No, this is not thread safe.
The IL for the above compiles to:
.method public hidebysig specialname instance object get_Bar() cil managed
{
.maxstack 2
.locals init (
[0] object CS$1$0000)
L_0000: nop
L_0001: ldarg.0
L_0002: ldfld object ConsoleApplication1.Program/MainClass::_bar
L_0007: dup
L_0008: brtrue.s L_0010
L_000a: pop
L_000b: newobj instance void [mscorlib]System.Object::.ctor()
L_0010: stloc.0
L_0011: br.s L_0013
L_0013: ldloc.0
L_0014: ret
}
This effectively does a load of the _bar
field, then checks its existence, and jumps ot the end. There is no synchronization in place, and since this is multiple IL instructions, it's possible for a secondary thread to cause a race condition - causing the returned object to differ from the one set.
It's much better to handle lazy instantiation via Lazy<T>
. That provides a thread-safe, lazy instantiation pattern. Granted, the above code is not doing lazy instantiation (rather returning a new object every time until some time when _bar
is set), but I suspect that's a bug, and not the intended behavior.
In addition, Lazy<T>
makes setting difficult.
To duplicate the above behavior in a thread-safe manner would require explicit synchronization.
As to your update:
The getter for the Bar property could never return null.
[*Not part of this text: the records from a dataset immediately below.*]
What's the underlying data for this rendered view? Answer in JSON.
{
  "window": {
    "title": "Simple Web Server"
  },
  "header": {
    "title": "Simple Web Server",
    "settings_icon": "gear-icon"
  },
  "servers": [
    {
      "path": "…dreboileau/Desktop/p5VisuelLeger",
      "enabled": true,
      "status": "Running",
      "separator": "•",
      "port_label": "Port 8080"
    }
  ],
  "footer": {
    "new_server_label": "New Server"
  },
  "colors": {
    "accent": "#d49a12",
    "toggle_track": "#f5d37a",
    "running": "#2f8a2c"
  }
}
Looking at the IL above, it _bar
(via ldfld), then does a check to see if that object is not null using brtrue.s. If the object is not null, it jumps, copies the value of _bar
from the execution stack to a local via stloc.0, and returns - returning _bar
with a real value.
If _bar
was unset, then it will pop it off the execution stack, and create a new object, which then gets stored and returned.
Either case prevents a null
value from being returned. However, again, I wouldn't consider this thread-safe in general, since it's possible that a call to set happening at the same time as a call to get can cause different objects to be returned, and it's a race condition as which object instance gets returned (the set value, or a new object).